Tuesday, August 17, 2010

Invention of Sin

This past weekend was gorgeous with the sultry, fall crispness glazing the air. Had fall come early? Well, one can dream. This summer heat is suffocating, deadly and just plain ridiculous. The fall teaser put me in the mood to pull out my Clive Barker anthology In the Flesh and get in to the Halloween spirit. Clive Barker writes in the short story "In the Flesh:"

"At the present he was reading about sin. Now there was a subject. In his time he'd heard so many explanations of how it had come into the world, from probation officers and lawyers and priests. Theories sociological, theological, ideological. Some were worthy of a few minutes' consideration. Most were so absurd (sin from the womb, sin from the state) he laughed in their apologists' faces.
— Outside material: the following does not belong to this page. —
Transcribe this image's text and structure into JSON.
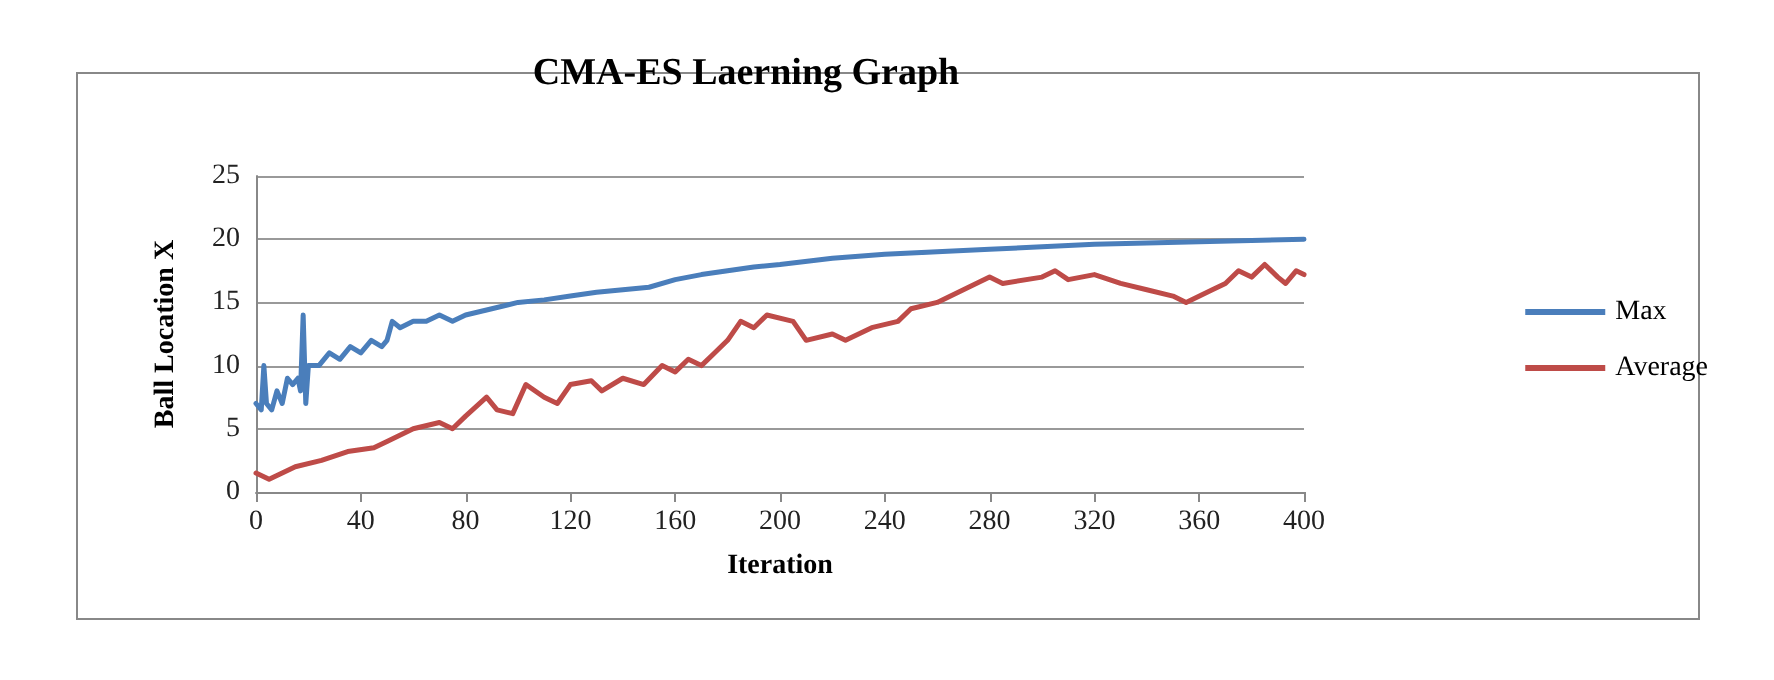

None held water for long."

Masaccio's Adam and Eve Banished from Paradise (c. 1427) Photo by Shane R. Toogood

Pandora
I had never given any thought as to where sin originated. Growing up as a non-practicing Catholic, I was told that it was Adam and Eve's temptation in the Garden of Eden where the Serpent--who was "slier than every beast of the field"--led them to eat from the Tree of Life. Did Pandora really open up a box, sending demonous, winged evils into the world save for hopelessness?
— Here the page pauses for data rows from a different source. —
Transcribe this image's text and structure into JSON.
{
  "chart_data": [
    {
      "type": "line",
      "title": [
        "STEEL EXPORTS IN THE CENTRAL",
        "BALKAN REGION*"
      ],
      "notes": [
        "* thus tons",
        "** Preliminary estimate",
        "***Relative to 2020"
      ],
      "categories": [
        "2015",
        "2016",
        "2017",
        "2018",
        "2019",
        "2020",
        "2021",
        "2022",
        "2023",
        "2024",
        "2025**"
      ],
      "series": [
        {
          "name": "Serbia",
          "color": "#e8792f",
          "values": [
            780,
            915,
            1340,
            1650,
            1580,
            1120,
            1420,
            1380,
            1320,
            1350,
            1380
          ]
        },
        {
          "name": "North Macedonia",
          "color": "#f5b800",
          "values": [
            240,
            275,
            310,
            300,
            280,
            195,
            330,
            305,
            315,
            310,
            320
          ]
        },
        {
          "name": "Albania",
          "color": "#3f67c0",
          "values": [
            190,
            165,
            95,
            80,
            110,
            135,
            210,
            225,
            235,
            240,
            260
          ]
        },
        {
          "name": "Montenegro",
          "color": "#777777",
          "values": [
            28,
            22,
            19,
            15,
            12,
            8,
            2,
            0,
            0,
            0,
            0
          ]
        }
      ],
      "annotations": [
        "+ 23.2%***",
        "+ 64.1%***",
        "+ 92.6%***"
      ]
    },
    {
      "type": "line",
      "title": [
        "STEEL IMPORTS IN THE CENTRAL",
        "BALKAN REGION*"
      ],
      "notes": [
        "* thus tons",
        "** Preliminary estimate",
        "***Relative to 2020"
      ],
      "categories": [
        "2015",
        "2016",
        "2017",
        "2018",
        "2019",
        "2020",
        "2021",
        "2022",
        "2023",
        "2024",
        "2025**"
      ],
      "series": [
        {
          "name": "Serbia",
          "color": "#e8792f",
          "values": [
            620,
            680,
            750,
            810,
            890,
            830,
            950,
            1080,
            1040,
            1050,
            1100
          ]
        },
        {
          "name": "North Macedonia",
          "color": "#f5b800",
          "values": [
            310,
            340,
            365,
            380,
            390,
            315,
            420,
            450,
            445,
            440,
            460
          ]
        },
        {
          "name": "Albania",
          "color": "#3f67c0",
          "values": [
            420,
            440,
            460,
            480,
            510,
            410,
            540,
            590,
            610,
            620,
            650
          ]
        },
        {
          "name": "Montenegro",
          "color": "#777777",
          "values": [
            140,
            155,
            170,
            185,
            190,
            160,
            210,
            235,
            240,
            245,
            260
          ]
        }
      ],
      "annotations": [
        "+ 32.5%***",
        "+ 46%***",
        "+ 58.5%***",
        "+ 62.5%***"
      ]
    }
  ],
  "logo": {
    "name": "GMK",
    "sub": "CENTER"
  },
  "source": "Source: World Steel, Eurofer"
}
Mark Twain wrote in a letter to his sister Pamela A Moffett that "One could...say that God is the personage who should shoulder the blame for the sin that is in the world (& suffer the punishment) because He made sin attractive & put it in the reach of the sinner." 
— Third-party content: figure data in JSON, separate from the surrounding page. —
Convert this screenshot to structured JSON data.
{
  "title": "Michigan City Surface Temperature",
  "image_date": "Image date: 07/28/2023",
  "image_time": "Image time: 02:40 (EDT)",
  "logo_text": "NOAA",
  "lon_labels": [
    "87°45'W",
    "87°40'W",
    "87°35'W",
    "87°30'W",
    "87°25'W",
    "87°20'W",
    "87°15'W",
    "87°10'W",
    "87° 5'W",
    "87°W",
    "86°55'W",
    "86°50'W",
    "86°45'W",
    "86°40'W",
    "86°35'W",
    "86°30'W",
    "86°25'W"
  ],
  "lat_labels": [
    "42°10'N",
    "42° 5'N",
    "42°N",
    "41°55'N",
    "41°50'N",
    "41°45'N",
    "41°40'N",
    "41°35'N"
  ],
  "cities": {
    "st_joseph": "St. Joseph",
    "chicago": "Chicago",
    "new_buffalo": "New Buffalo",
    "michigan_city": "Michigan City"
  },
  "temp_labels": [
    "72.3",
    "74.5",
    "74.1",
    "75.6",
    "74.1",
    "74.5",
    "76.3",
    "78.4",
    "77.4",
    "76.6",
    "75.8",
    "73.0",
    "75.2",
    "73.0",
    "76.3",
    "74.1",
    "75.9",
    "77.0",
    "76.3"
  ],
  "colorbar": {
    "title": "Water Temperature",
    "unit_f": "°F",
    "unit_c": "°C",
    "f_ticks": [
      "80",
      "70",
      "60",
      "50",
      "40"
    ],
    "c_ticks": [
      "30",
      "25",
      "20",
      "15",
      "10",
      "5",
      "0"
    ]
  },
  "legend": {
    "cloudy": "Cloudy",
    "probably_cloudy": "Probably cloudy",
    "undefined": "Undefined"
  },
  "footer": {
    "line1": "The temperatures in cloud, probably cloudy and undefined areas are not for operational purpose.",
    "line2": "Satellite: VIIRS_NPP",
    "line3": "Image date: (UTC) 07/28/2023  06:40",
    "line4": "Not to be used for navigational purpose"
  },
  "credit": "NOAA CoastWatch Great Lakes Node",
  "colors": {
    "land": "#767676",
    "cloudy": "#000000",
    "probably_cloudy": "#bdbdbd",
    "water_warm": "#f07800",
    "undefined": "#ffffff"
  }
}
Hell, some people thrive on sin. (Anyone ever hear of that devilish fiend Satan?) As for me, I'm not really sure what sin is (perhaps greed is the root of all evil) as it's really just something that goes against ones own morals, but I do believe in Karma.

Is sin just a "religious thing?" I mean, what is religion but a set of beliefs concerning the cause, nature and purpose of life while incorporating moral codes and attempting to give answers to life's most difficult questions (among other things). This could be a fun prompt: where did sin originate?  It's kind of like The Invention of Lying.